La compasión -importantísima,
claro- puede no ser suficiente. Tal vez haya que subir otro peldaño: no sólo
sentir pena, sino también poner remedio. El yo tiende a ocupar todo el espacio.
Lo propio del yo es colonizar, al igual que las malas hierbas el barbecho. Lo
propio del nosotros es el compartir, acoger, sumar, complementar, recibir y
donar.
Lévinas piensa que
somos una síntesis de la herencia griega que busca la verdad y la herencia
judía que ordena amar al prójimo. Los principios, las ideas, las ideologías y las
certezas no pueden borrar los contornos del rostro del otro.
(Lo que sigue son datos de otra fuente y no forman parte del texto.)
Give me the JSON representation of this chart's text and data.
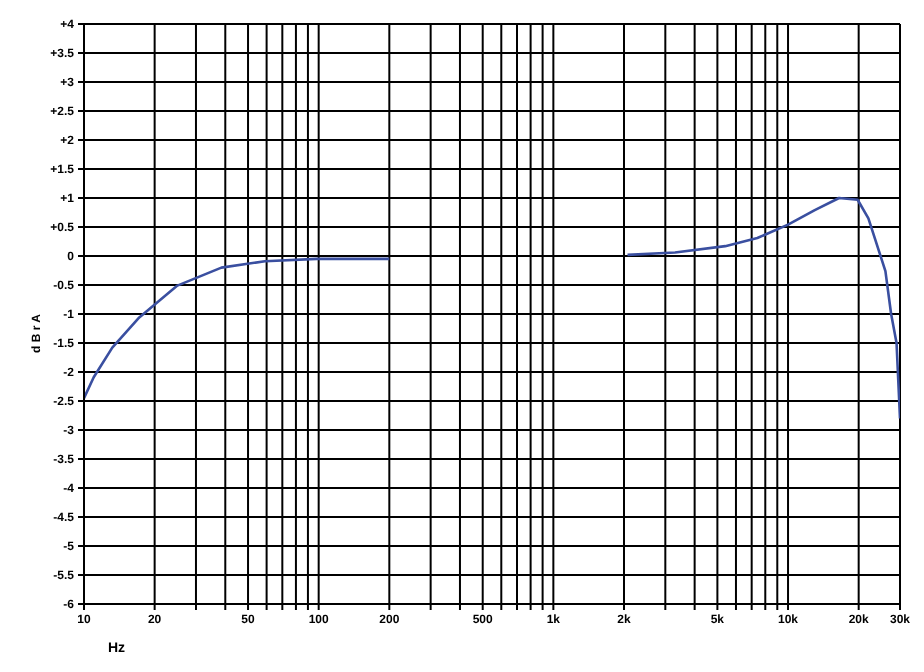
{
  "chart_data": {
    "type": "line",
    "xlabel": "Hz",
    "ylabel": "d B r A",
    "log": "x",
    "grid": true,
    "marker": "none",
    "line_style": "solid",
    "xlim": [
      10,
      30000
    ],
    "ylim": [
      -6,
      4
    ],
    "xticks": [
      10,
      20,
      {
        "value": 30,
        "label": null
      },
      {
        "value": 40,
        "label": null
      },
      50,
      {
        "value": 60,
        "label": null
      },
      {
        "value": 70,
        "label": null
      },
      {
        "value": 80,
        "label": null
      },
      {
        "value": 90,
        "label": null
      },
      100,
      200,
      {
        "value": 300,
        "label": null
      },
      {
        "value": 400,
        "label": null
      },
      500,
      {
        "value": 600,
        "label": null
      },
      {
        "value": 700,
        "label": null
      },
      {
        "value": 800,
        "label": null
      },
      {
        "value": 900,
        "label": null
      },
      {
        "value": 1000,
        "label": "1k"
      },
      {
        "value": 2000,
        "label": "2k"
      },
      {
        "value": 3000,
        "label": null
      },
      {
        "value": 4000,
        "label": null
      },
      {
        "value": 5000,
        "label": "5k"
      },
      {
        "value": 6000,
        "label": null
      },
      {
        "value": 7000,
        "label": null
      },
      {
        "value": 8000,
        "label": null
      },
      {
        "value": 9000,
        "label": null
      },
      {
        "value": 10000,
        "label": "10k"
      },
      {
        "value": 20000,
        "label": "20k"
      },
      {
        "value": 30000,
        "label": "30k"
      }
    ],
    "yticks": [
      {
        "value": 4,
        "label": "+4"
      },
      {
        "value": 3.5,
        "label": "+3.5"
      },
      {
        "value": 3,
        "label": "+3"
      },
      {
        "value": 2.5,
        "label": "+2.5"
      },
      {
        "value": 2,
        "label": "+2"
      },
      {
        "value": 1.5,
        "label": "+1.5"
      },
      {
        "value": 1,
        "label": "+1"
      },
      {
        "value": 0.5,
        "label": "+0.5"
      },
      0,
      -0.5,
      -1,
      -1.5,
      -2,
      -2.5,
      -3,
      -3.5,
      -4,
      -4.5,
      -5,
      -5.5,
      -6
    ],
    "series": [
      {
        "color": "#3a4fa0",
        "x": [
          10,
          11,
          13.2,
          17.2,
          25,
          38.5,
          59,
          98,
          200,
          2000,
          2070,
          3300,
          5400,
          7400,
          10000,
          13000,
          16500,
          19800,
          22000,
          26000,
          27500,
          29000,
          30000
        ],
        "values": [
          -2.45,
          -2.09,
          -1.58,
          -1.06,
          -0.51,
          -0.2,
          -0.09,
          -0.05,
          -0.05,
          null,
          0.02,
          0.06,
          0.17,
          0.31,
          0.54,
          0.79,
          1.0,
          0.97,
          0.65,
          -0.26,
          -1.0,
          -1.5,
          -2.8
        ]
      }
    ]
  }
}
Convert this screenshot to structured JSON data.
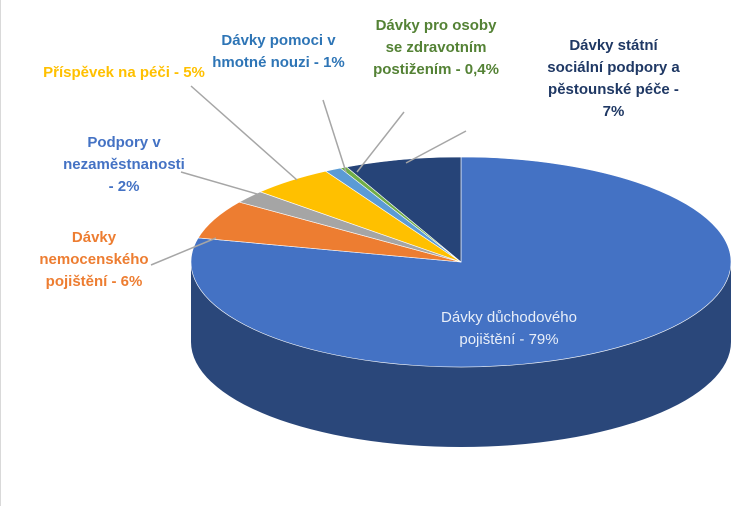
{
  "chart_data": {
    "type": "pie",
    "labels": [
      "Dávky důchodového pojištění - 79%",
      "Dávky nemocenského pojištění - 6%",
      "Podpory v nezaměstnanosti - 2%",
      "Příspěvek na péči - 5%",
      "Dávky pomoci v hmotné nouzi - 1%",
      "Dávky pro osoby se zdravotním postižením - 0,4%",
      "Dávky státní sociální podpory a pěstounské péče - 7%"
    ],
    "values": [
      79,
      6,
      2,
      5,
      1,
      0.4,
      7
    ],
    "colors": [
      "#4472c4",
      "#ed7d31",
      "#a5a5a5",
      "#ffc000",
      "#5b9bd5",
      "#70ad47",
      "#264478"
    ]
  }
}
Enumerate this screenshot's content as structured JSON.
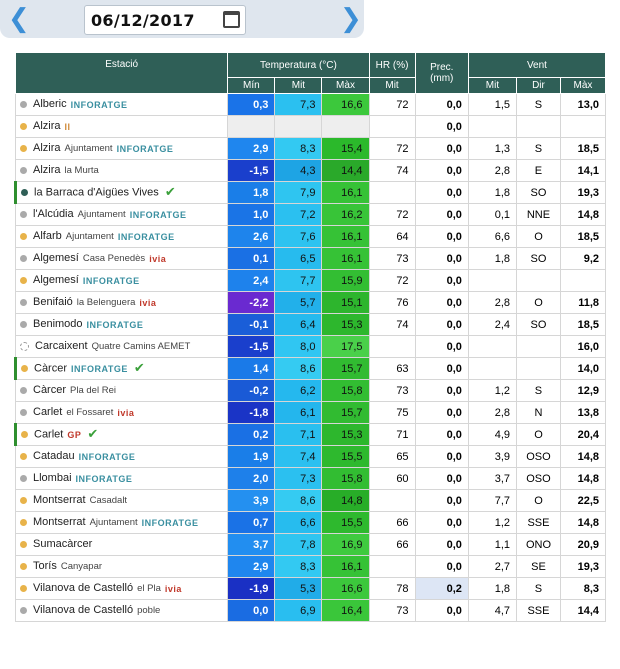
{
  "datebar": {
    "date": "06/12/2017",
    "prev_icon": "chevron-left-icon",
    "next_icon": "chevron-right-icon",
    "calendar_icon": "calendar-icon"
  },
  "table": {
    "headers": {
      "estacio": "Estació",
      "temp": "Temperatura (°C)",
      "hr": "HR (%)",
      "prec": "Prec.\n(mm)",
      "vent": "Vent"
    },
    "subheaders": {
      "min": "Mín",
      "mit": "Mit",
      "max": "Màx",
      "hr_mit": "Mit",
      "v_mit": "Mit",
      "dir": "Dir",
      "v_max": "Màx"
    },
    "rows": [
      {
        "name": "Alberic",
        "sub": "",
        "tag": "INFORATGE",
        "tagColor": "#3a8fa0",
        "dot": "#aaaaaa",
        "check": false,
        "min": "0,3",
        "mit": "7,3",
        "max": "16,6",
        "hr": "72",
        "prec": "0,0",
        "vmit": "1,5",
        "dir": "S",
        "vmax": "13,0",
        "cmin": "#1a73e8",
        "cmit": "#2bc0f0",
        "cmax": "#3cc83c"
      },
      {
        "name": "Alzira",
        "sub": "",
        "tag": "II",
        "tagColor": "#d08a3a",
        "dot": "#e8b34a",
        "check": false,
        "min": "",
        "mit": "",
        "max": "",
        "hr": "",
        "prec": "0,0",
        "vmit": "",
        "dir": "",
        "vmax": "",
        "cmin": "#eeeeee",
        "cmit": "#eeeeee",
        "cmax": "#eeeeee"
      },
      {
        "name": "Alzira",
        "sub": "Ajuntament",
        "tag": "INFORATGE",
        "tagColor": "#3a8fa0",
        "dot": "#e8b34a",
        "check": false,
        "min": "2,9",
        "mit": "8,3",
        "max": "15,4",
        "hr": "72",
        "prec": "0,0",
        "vmit": "1,3",
        "dir": "S",
        "vmax": "18,5",
        "cmin": "#1f86ee",
        "cmit": "#33c9f2",
        "cmax": "#2bb92b"
      },
      {
        "name": "Alzira",
        "sub": "la Murta",
        "tag": "",
        "tagColor": "",
        "dot": "#aaaaaa",
        "check": false,
        "min": "-1,5",
        "mit": "4,3",
        "max": "14,4",
        "hr": "74",
        "prec": "0,0",
        "vmit": "2,8",
        "dir": "E",
        "vmax": "14,1",
        "cmin": "#1a3fcc",
        "cmit": "#1ea4e4",
        "cmax": "#2aa92a"
      },
      {
        "name": "la Barraca d'Aigües Vives",
        "sub": "",
        "tag": "",
        "tagColor": "",
        "dot": "#2f5f57",
        "check": true,
        "min": "1,8",
        "mit": "7,9",
        "max": "16,1",
        "hr": "",
        "prec": "0,0",
        "vmit": "1,8",
        "dir": "SO",
        "vmax": "19,3",
        "cmin": "#1a7ee8",
        "cmit": "#2fc5f0",
        "cmax": "#36c236"
      },
      {
        "name": "l'Alcúdia",
        "sub": "Ajuntament",
        "tag": "INFORATGE",
        "tagColor": "#3a8fa0",
        "dot": "#aaaaaa",
        "check": false,
        "min": "1,0",
        "mit": "7,2",
        "max": "16,2",
        "hr": "72",
        "prec": "0,0",
        "vmit": "0,1",
        "dir": "NNE",
        "vmax": "14,8",
        "cmin": "#1a74e6",
        "cmit": "#2bc0f0",
        "cmax": "#38c438"
      },
      {
        "name": "Alfarb",
        "sub": "Ajuntament",
        "tag": "INFORATGE",
        "tagColor": "#3a8fa0",
        "dot": "#e8b34a",
        "check": false,
        "min": "2,6",
        "mit": "7,6",
        "max": "16,1",
        "hr": "64",
        "prec": "0,0",
        "vmit": "6,6",
        "dir": "O",
        "vmax": "18,5",
        "cmin": "#1e84ec",
        "cmit": "#2dc3f0",
        "cmax": "#36c236"
      },
      {
        "name": "Algemesí",
        "sub": "Casa Penedès",
        "tag": "ivia",
        "tagColor": "#c0392b",
        "dot": "#aaaaaa",
        "check": false,
        "min": "0,1",
        "mit": "6,5",
        "max": "16,1",
        "hr": "73",
        "prec": "0,0",
        "vmit": "1,8",
        "dir": "SO",
        "vmax": "9,2",
        "cmin": "#1a70e4",
        "cmit": "#27bbee",
        "cmax": "#36c236"
      },
      {
        "name": "Algemesí",
        "sub": "",
        "tag": "INFORATGE",
        "tagColor": "#3a8fa0",
        "dot": "#e8b34a",
        "check": false,
        "min": "2,4",
        "mit": "7,7",
        "max": "15,9",
        "hr": "72",
        "prec": "0,0",
        "vmit": "",
        "dir": "",
        "vmax": "",
        "cmin": "#1e82ec",
        "cmit": "#2ec4f0",
        "cmax": "#33be33"
      },
      {
        "name": "Benifaió",
        "sub": "la Belenguera",
        "tag": "ivia",
        "tagColor": "#c0392b",
        "dot": "#aaaaaa",
        "check": false,
        "min": "-2,2",
        "mit": "5,7",
        "max": "15,1",
        "hr": "76",
        "prec": "0,0",
        "vmit": "2,8",
        "dir": "O",
        "vmax": "11,8",
        "cmin": "#6a2ad0",
        "cmit": "#22b0ea",
        "cmax": "#2db52d"
      },
      {
        "name": "Benimodo",
        "sub": "",
        "tag": "INFORATGE",
        "tagColor": "#3a8fa0",
        "dot": "#aaaaaa",
        "check": false,
        "min": "-0,1",
        "mit": "6,4",
        "max": "15,3",
        "hr": "74",
        "prec": "0,0",
        "vmit": "2,4",
        "dir": "SO",
        "vmax": "18,5",
        "cmin": "#1a5ed8",
        "cmit": "#26baee",
        "cmax": "#2db72d"
      },
      {
        "name": "Carcaixent",
        "sub": "Quatre Camins AEMET",
        "tag": "",
        "tagColor": "",
        "dot": "#ffffff",
        "check": false,
        "min": "-1,5",
        "mit": "8,0",
        "max": "17,5",
        "hr": "",
        "prec": "0,0",
        "vmit": "",
        "dir": "",
        "vmax": "16,0",
        "cmin": "#1a3fcc",
        "cmit": "#30c6f2",
        "cmax": "#4ad04a"
      },
      {
        "name": "Càrcer",
        "sub": "",
        "tag": "INFORATGE",
        "tagColor": "#3a8fa0",
        "dot": "#e8b34a",
        "check": true,
        "min": "1,4",
        "mit": "8,6",
        "max": "15,7",
        "hr": "63",
        "prec": "0,0",
        "vmit": "",
        "dir": "",
        "vmax": "14,0",
        "cmin": "#1a7ae8",
        "cmit": "#35cbf2",
        "cmax": "#31bb31"
      },
      {
        "name": "Càrcer",
        "sub": "Pla del Rei",
        "tag": "",
        "tagColor": "",
        "dot": "#aaaaaa",
        "check": false,
        "min": "-0,2",
        "mit": "6,2",
        "max": "15,8",
        "hr": "73",
        "prec": "0,0",
        "vmit": "1,2",
        "dir": "S",
        "vmax": "12,9",
        "cmin": "#1a5ad6",
        "cmit": "#25b8ee",
        "cmax": "#32bd32"
      },
      {
        "name": "Carlet",
        "sub": "el Fossaret",
        "tag": "ivia",
        "tagColor": "#c0392b",
        "dot": "#aaaaaa",
        "check": false,
        "min": "-1,8",
        "mit": "6,1",
        "max": "15,7",
        "hr": "75",
        "prec": "0,0",
        "vmit": "2,8",
        "dir": "N",
        "vmax": "13,8",
        "cmin": "#1a34c6",
        "cmit": "#24b6ed",
        "cmax": "#31bb31"
      },
      {
        "name": "Carlet",
        "sub": "",
        "tag": "GP",
        "tagColor": "#c0392b",
        "dot": "#e8b34a",
        "check": true,
        "min": "0,2",
        "mit": "7,1",
        "max": "15,3",
        "hr": "71",
        "prec": "0,0",
        "vmit": "4,9",
        "dir": "O",
        "vmax": "20,4",
        "cmin": "#1a70e4",
        "cmit": "#2abfef",
        "cmax": "#2db72d"
      },
      {
        "name": "Catadau",
        "sub": "",
        "tag": "INFORATGE",
        "tagColor": "#3a8fa0",
        "dot": "#e8b34a",
        "check": false,
        "min": "1,9",
        "mit": "7,4",
        "max": "15,5",
        "hr": "65",
        "prec": "0,0",
        "vmit": "3,9",
        "dir": "OSO",
        "vmax": "14,8",
        "cmin": "#1a7ee8",
        "cmit": "#2bc0f0",
        "cmax": "#2eb92e"
      },
      {
        "name": "Llombai",
        "sub": "",
        "tag": "INFORATGE",
        "tagColor": "#3a8fa0",
        "dot": "#aaaaaa",
        "check": false,
        "min": "2,0",
        "mit": "7,3",
        "max": "15,8",
        "hr": "60",
        "prec": "0,0",
        "vmit": "3,7",
        "dir": "OSO",
        "vmax": "14,8",
        "cmin": "#1e80ea",
        "cmit": "#2bc0f0",
        "cmax": "#32bd32"
      },
      {
        "name": "Montserrat",
        "sub": "Casadalt",
        "tag": "",
        "tagColor": "",
        "dot": "#e8b34a",
        "check": false,
        "min": "3,9",
        "mit": "8,6",
        "max": "14,8",
        "hr": "",
        "prec": "0,0",
        "vmit": "7,7",
        "dir": "O",
        "vmax": "22,5",
        "cmin": "#2490f0",
        "cmit": "#35cbf2",
        "cmax": "#28ad28"
      },
      {
        "name": "Montserrat",
        "sub": "Ajuntament",
        "tag": "INFORATGE",
        "tagColor": "#3a8fa0",
        "dot": "#e8b34a",
        "check": false,
        "min": "0,7",
        "mit": "6,6",
        "max": "15,5",
        "hr": "66",
        "prec": "0,0",
        "vmit": "1,2",
        "dir": "SSE",
        "vmax": "14,8",
        "cmin": "#1a72e6",
        "cmit": "#27bcee",
        "cmax": "#2eb92e"
      },
      {
        "name": "Sumacàrcer",
        "sub": "",
        "tag": "",
        "tagColor": "",
        "dot": "#e8b34a",
        "check": false,
        "min": "3,7",
        "mit": "7,8",
        "max": "16,9",
        "hr": "66",
        "prec": "0,0",
        "vmit": "1,1",
        "dir": "ONO",
        "vmax": "20,9",
        "cmin": "#228ef0",
        "cmit": "#2fc5f0",
        "cmax": "#3fca3f"
      },
      {
        "name": "Torís",
        "sub": "Canyapar",
        "tag": "",
        "tagColor": "",
        "dot": "#e8b34a",
        "check": false,
        "min": "2,9",
        "mit": "8,3",
        "max": "16,1",
        "hr": "",
        "prec": "0,0",
        "vmit": "2,7",
        "dir": "SE",
        "vmax": "19,3",
        "cmin": "#1f86ee",
        "cmit": "#33c9f2",
        "cmax": "#36c236"
      },
      {
        "name": "Vilanova de Castelló",
        "sub": "el Pla",
        "tag": "ivia",
        "tagColor": "#c0392b",
        "dot": "#e8b34a",
        "check": false,
        "min": "-1,9",
        "mit": "5,3",
        "max": "16,6",
        "hr": "78",
        "prec": "0,2",
        "vmit": "1,8",
        "dir": "S",
        "vmax": "8,3",
        "cmin": "#1a30c4",
        "cmit": "#21ace8",
        "cmax": "#3cc83c"
      },
      {
        "name": "Vilanova de Castelló",
        "sub": "poble",
        "tag": "",
        "tagColor": "",
        "dot": "#aaaaaa",
        "check": false,
        "min": "0,0",
        "mit": "6,9",
        "max": "16,4",
        "hr": "73",
        "prec": "0,0",
        "vmit": "4,7",
        "dir": "SSE",
        "vmax": "14,4",
        "cmin": "#1a6ce2",
        "cmit": "#29bef0",
        "cmax": "#3ac63a"
      }
    ]
  }
}
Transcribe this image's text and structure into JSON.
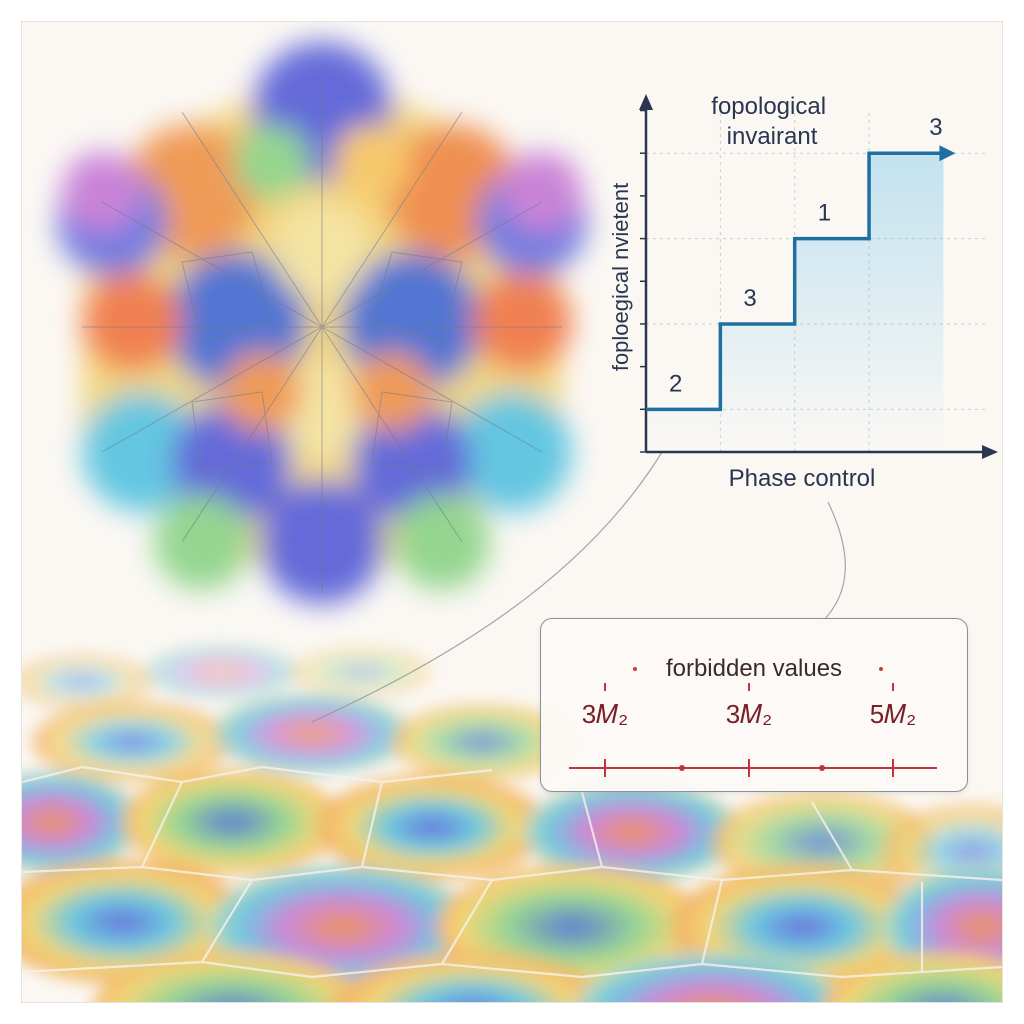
{
  "chart_data": {
    "type": "line",
    "title": "fopological invairant",
    "xlabel": "Phase control",
    "ylabel": "foploegical nvietent",
    "step_points": [
      [
        0,
        0
      ],
      [
        1,
        0
      ],
      [
        1,
        1
      ],
      [
        2,
        1
      ],
      [
        2,
        2
      ],
      [
        3,
        2
      ],
      [
        3,
        3
      ],
      [
        4,
        3
      ]
    ],
    "step_labels": [
      {
        "text": "2",
        "x": 0.4,
        "y": 0
      },
      {
        "text": "3",
        "x": 1.4,
        "y": 1
      },
      {
        "text": "1",
        "x": 2.4,
        "y": 2
      },
      {
        "text": "3",
        "x": 3.9,
        "y": 3
      }
    ],
    "xlim": [
      0,
      4.6
    ],
    "ylim": [
      -0.5,
      3.6
    ],
    "grid": true,
    "line_color": "#1f6fa3"
  },
  "forbidden": {
    "title": "forbidden values",
    "labels": [
      "3ₐ₂",
      "3ₐ₂",
      "5ₐ₂"
    ],
    "label_text": [
      "3𝑀₂",
      "3𝑀₂",
      "5𝑀₂"
    ],
    "color": "#c0343a"
  },
  "colors": {
    "blue": "#4a6fd1",
    "cyan": "#5cc4e0",
    "yellow": "#f4d36a",
    "orange": "#ef9650",
    "magenta": "#c77dd6",
    "green": "#8fd48a"
  }
}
No mirar el rostro
del semejante, negarse a aprender su rostro o, peor aún, impedir al otro que
muestre su rostro, es siempre una manera de aniquilar al otro, y hacerlo sin
culpa y sin remordimiento.
El rostro del otro
es una responsabilidad para mí. El rostro que me mira me obliga. El rostro que
me mira es una llamada a ser humanos. El rostro es la forma en la que el otro
se presenta ante mí. Es una forma única e inequívoca. El rostro del otro,
provoca siempre preguntas: “¿Quién es y qué puedo hacer por él?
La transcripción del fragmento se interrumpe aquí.